Deste duelo nasce um rock elegante, climático, bonito de doer.

Mas o que mais me atraí na canção é uma certa névoa que lírica e música contêm, e nos pedem insistentemente para desvendar. O título poderia sugerir uma viagem mais pesada- não necessariamente uma bad trip- mas o que se revela para mim é uma placidez etérea, menos voar e mais flutuar. Menos a eletricidade Beatles de “Lucy In The Sky…” e sua visada caleidoscópica;  mais  a estática emocionante do Eno de “By This River” e suas reminiscências infantis, de pureza, tão presentes na guinada psicodélica dos anos 1960, vide o Floyd da fase Barrett- sendo assim fica possível perceber um calor materno até, quando entra a voz feminina.

De certa forma, “LSD” é o tipo de canção que espero ouvir sendo produzida por aqui.  Canções inspiradoras vindas de um lugar que parecem narrar espaço e tempo desta cidade de uma outra forma. Profissa, cosmopolita, espaçosa: plano aberto pra voar.

Bem, de ontem 
Não lembro de quase nada 
Pareço não ter razão 

E agora pra onde 
Iremos com tudo isso? 
E agora pra onde 
Iremos? 

A falta de razão; o excesso de dúvidas- de alguma forma isso me intriga e me interessa demais nos dias que correm. Ou como responde a voz da Júlia: Now I’m coming /From the truth that I’ve never looked for /And I’m not afraid of that .

No começo desta semana ele soltou o clipe produzido para a música, e , para minha surpresa, novamente entortando expectativas. De algum jeito, quando pensamos na relação semântica entre LSD e um campo de imagens, parece que já nos vem tudo pronto…

Mas não: fizeram do vídeo uma narrativa toda particular, belíssima. Desde as circularidades em torno da cor vermelho, as simbologias fortes a respeito da memória- ou da perda dela- seja no baú ou nas fotos reconstruídas que permeiam o vídeo; o sujeito amarrado, o grito silencioso (em acordo com o timbre de guitarra) da Julia, e, por fim, o foco na palavra tatuada em seu braço: poema.

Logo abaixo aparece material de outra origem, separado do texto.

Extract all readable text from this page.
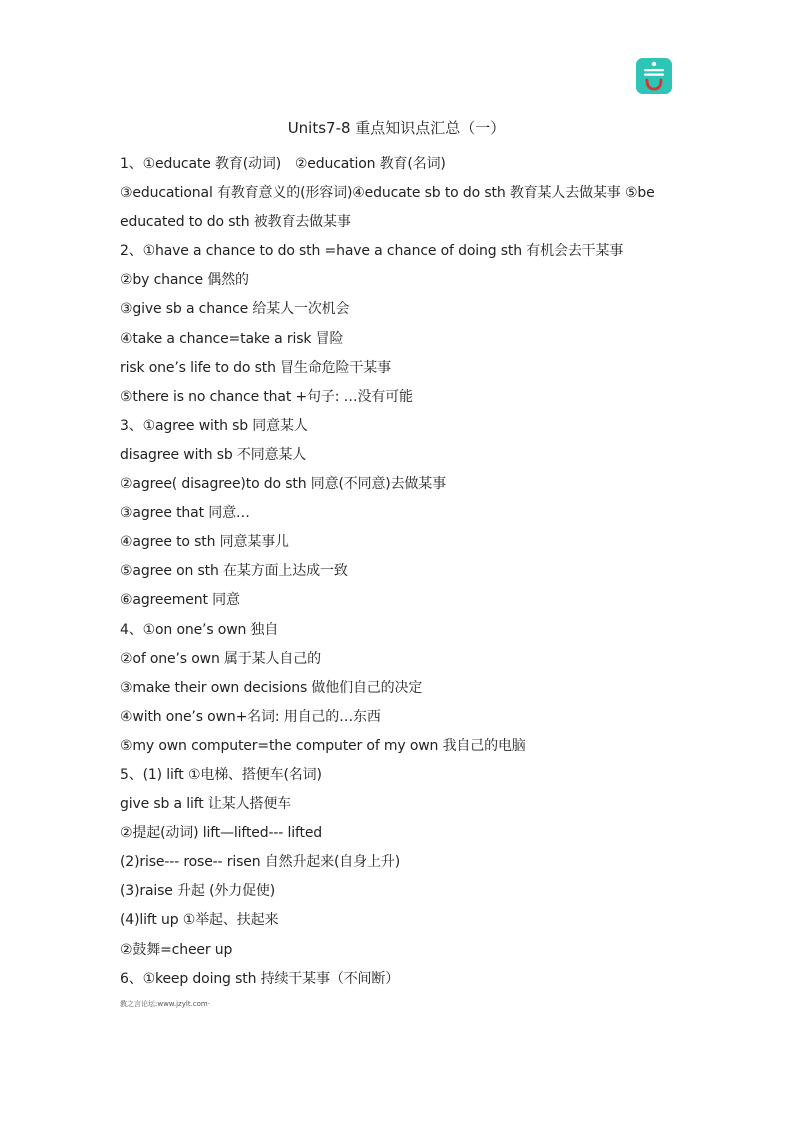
Units7-8 重点知识点汇总（一）
1、①educate 教育(动词)　②education 教育(名词)
③educational 有教育意义的(形容词)④educate sb to do sth 教育某人去做某事 ⑤be
educated to do sth 被教育去做某事
2、①have a chance to do sth =have a chance of doing sth 有机会去干某事
②by chance 偶然的
③give sb a chance 给某人一次机会
④take a chance=take a risk 冒险
risk one’s life to do sth 冒生命危险干某事
⑤there is no chance that +句子: …没有可能
3、①agree with sb 同意某人
disagree with sb 不同意某人
②agree( disagree)to do sth 同意(不同意)去做某事
③agree that 同意…
④agree to sth 同意某事儿
⑤agree on sth 在某方面上达成一致
⑥agreement 同意
4、①on one’s own 独自
②of one’s own 属于某人自己的
③make their own decisions 做他们自己的决定
④with one’s own+名词: 用自己的…东西
⑤my own computer=the computer of my own 我自己的电脑
5、(1) lift ①电梯、搭便车(名词)
give sb a lift 让某人搭便车
②提起(动词) lift—lifted--- lifted
(2)rise--- rose-- risen 自然升起来(自身上升)
(3)raise 升起 (外力促使)
(4)lift up ①举起、扶起来
②鼓舞=cheer up
6、①keep doing sth 持续干某事（不间断）
教之言论坛:www.jzylt.com·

Aliás, taí uma bela definição para música e clipe. Um poema sonoro e visual, que provoca certa confusão dos sentidos, um desregramento dos sensos, um sair dos trilhos que muito me apetece.

Uma narrativa possível, enfim.

 


“Ela é cíclica, com uma dinâmica que parece reta quando, de súbito, sobrepõem-se elementos que engordam a dinâmica e fazem dela uma música sem início ou fim, sem lugar, mas existe o tempo e é o passado”
NOBAT
Entrevista com Nobat
De onde nasceu “LSD”, quais são os rastros inspiracionais da canção?
A música foi composta em São Paulo, em 2011. Estava lá para o festival Planeta Terra que na edição daquele ano reuniu Bombay Bicycle Club, White Lies, Interpol, Broken Social Scene, Strokes e outras bandas contemporâneas das quais eu era super fã na época – algumas permaneceram. São Paulo é uma cidade que me inspira caoticamente: basta que eu chegue à cidade pra pulsarem descontroladas ideias de letras, melodias e arranjos. Acho que isso combinado ao clima do festival e às histórias que experimentei naquela viagem específica mexeram bastante comigo e foi assim que surgiu “LSD”. Tem algo nela do que sempre ouvi e sempre quis fazer que é a música brasileira contemporânea com algumas coisas que ouço aí fora. Tem alguma coisa daquela turma da vanguarda canadense, algo de Lali Puna, de Audrey, alguma coisa do BSS mesmo, algo de Caetano. Já me disseram perceber Jair Naves nessa música, acredita? Mas aí já acho meio forçado.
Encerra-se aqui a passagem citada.